Re: Some success hacking the VFD, Was: DC Voltage of three phase rectifier greater?
- From: RoyJ <spamless@xxxxxxxxxxxxx>
- Date: Sat, 21 Feb 2009 10:41:15 -0600
What Roger said but add: You should have full RMS voltage on any phase but the circuit doesn't. that says there must be a limiting resistor feeding the small bridge and a similar one on the output. Unless all 3 phases are feeding the bridge, you don't get enough voltage out. Putting a 1x resistor in parallel with the feed would leave the circuit intact but working on single phase.
RogerN wrote:
"Ignoramus19266" <ignoramus19266@xxxxxxxxxxxxxxxxxxxx> wrote in message news:A7CdnR9iyq1HAQLUnZ2dnUVZ_gCWnZ2d@xxxxxxxxxxxxxxx.So, as the saga to try to convert my three phase VFD to single phase
input is continuing, I have had some success.

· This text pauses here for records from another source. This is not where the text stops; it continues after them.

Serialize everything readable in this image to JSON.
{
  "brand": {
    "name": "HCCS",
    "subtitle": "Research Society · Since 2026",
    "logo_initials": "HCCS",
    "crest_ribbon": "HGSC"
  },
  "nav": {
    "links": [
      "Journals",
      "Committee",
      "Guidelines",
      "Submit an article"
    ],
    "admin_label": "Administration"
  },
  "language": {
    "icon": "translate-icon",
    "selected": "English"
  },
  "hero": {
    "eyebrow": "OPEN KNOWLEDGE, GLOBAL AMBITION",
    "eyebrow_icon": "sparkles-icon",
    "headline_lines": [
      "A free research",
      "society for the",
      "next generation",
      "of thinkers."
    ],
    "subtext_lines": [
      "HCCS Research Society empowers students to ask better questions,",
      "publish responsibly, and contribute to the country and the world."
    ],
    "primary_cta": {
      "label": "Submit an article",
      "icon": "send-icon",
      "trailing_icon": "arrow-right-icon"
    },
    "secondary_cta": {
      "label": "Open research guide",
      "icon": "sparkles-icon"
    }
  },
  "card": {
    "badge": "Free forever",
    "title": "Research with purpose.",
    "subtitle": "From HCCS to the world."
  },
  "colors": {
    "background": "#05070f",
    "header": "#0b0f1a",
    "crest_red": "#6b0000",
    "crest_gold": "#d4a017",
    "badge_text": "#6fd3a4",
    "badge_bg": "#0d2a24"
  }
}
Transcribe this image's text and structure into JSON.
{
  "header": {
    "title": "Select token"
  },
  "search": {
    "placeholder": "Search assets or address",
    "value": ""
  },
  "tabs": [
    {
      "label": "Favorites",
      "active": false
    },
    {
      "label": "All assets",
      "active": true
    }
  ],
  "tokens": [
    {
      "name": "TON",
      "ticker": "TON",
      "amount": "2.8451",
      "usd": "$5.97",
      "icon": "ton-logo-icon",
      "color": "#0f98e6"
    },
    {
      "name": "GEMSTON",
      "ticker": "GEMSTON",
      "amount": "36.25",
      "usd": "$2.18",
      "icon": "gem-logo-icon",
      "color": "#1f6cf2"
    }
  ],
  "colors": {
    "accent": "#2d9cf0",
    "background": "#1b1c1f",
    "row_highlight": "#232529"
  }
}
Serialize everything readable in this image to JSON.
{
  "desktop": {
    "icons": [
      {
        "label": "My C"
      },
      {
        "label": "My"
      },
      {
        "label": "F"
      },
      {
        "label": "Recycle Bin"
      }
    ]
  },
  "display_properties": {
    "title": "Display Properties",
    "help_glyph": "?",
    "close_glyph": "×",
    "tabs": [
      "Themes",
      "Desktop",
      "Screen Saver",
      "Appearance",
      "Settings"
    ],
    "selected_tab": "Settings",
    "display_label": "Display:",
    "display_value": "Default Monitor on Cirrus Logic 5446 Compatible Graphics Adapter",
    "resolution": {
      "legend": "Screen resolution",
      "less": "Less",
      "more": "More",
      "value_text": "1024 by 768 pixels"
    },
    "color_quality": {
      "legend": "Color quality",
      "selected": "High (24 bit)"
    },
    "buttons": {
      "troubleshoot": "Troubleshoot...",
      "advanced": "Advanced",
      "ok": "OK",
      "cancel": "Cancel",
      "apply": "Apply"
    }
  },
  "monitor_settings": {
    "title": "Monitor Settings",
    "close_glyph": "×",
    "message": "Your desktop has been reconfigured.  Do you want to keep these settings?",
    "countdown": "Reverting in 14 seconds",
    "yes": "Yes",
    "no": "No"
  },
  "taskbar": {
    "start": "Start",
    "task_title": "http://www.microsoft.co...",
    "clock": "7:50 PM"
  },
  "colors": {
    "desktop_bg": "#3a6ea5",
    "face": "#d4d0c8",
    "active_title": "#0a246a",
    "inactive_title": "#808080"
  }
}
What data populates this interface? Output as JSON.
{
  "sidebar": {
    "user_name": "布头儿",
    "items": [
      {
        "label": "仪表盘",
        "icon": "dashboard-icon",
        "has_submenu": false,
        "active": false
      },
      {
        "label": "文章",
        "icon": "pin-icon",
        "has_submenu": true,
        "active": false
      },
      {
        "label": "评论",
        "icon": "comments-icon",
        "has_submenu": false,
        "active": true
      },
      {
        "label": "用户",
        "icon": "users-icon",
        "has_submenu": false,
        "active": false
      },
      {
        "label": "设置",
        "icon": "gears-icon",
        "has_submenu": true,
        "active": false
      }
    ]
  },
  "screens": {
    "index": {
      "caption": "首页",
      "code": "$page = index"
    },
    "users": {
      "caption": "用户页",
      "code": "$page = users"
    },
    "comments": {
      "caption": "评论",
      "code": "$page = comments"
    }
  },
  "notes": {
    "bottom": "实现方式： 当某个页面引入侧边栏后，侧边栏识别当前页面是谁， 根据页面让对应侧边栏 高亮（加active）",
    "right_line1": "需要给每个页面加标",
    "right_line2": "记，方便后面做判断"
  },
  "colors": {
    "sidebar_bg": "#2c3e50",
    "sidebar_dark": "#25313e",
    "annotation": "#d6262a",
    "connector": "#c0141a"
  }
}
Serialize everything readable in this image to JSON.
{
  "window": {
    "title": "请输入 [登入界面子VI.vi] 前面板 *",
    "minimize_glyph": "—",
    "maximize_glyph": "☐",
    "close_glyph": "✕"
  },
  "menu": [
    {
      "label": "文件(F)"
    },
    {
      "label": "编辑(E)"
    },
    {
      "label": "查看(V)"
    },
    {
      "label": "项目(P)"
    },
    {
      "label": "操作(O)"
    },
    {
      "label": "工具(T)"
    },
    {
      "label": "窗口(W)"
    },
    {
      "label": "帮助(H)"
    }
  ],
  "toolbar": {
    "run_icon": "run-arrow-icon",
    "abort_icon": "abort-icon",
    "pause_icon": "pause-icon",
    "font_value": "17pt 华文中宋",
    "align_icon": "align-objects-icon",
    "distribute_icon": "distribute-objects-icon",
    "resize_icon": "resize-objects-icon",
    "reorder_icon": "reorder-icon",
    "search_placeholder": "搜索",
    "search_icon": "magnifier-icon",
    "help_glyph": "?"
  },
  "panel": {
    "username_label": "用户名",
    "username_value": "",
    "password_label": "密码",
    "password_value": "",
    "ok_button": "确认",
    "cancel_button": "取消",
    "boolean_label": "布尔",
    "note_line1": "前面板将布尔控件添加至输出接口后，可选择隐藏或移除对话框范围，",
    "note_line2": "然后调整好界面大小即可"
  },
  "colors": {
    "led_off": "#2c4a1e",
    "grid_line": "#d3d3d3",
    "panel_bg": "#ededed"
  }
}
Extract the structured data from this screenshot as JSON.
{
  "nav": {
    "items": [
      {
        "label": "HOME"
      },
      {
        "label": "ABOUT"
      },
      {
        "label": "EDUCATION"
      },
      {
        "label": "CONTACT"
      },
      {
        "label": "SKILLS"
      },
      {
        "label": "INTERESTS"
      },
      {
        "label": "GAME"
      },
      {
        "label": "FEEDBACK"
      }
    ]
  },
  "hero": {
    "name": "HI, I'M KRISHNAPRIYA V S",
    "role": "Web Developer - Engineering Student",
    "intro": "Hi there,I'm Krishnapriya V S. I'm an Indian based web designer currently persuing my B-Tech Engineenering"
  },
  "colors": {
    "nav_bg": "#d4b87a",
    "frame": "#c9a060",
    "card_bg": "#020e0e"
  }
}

I posted a few minutes earlier that I understood how phase loss
detection works. It is very simple. Here's how it works: the input
lines L1, L2 and L3 are connected to a tiny, SEPARATE three phase
rectifier, with no capacitor on its DC output. So this is rectified,
but not smoothed out voltage. It is then sensed by the VFD and
rejected if it is too low.
Indeed, with three phases connected to the VFD, it is much above 300
volts, (with drive dysplaying "RDY") and with only single phase
connected, it is much below 300 volts (with drive faulting and
displaying "PhF").
I connected alligator clips to the wires leading from the rectifier to
another board and that's how I measured the voltage.
My next try was to try to fool the VFD into thinking that it has good
3 phase, by connecting the main DC bus to these wires.
Lo and behold, even from single phase, with the voltage on the sensor
well above 300 volts, due to connecting it to DC bus, the drive was
finally fooled and said RDY even though it was connected to only one
phase.
My next try would be to see if I can get the motor to at least spin
for 3-4 seconds from a drive fed with single phase only.
If so, I can try to address these changes in a less haphazard fashion,
by using a tiny 0.1A or some such fuse to connect it to the DC bus.
And, of course, I would need to use a bigger rectifier and plug it
into the DC bus directly.
i
You could probably put a small value capacitor on the small rectifier so it would charge up to DC bus level. 240V AC RMS single phase should have a peak voltage of 240 X 1.414 = ~ 340V, so a small value capacitor that can handle maybe 400V should charge up to 340V and let your VFD run. You may need to add capacitors to the DC bus to supply power from the missing phase. Some VFD's I've seen said you could run them from single phase if you added the capacitor option they sold.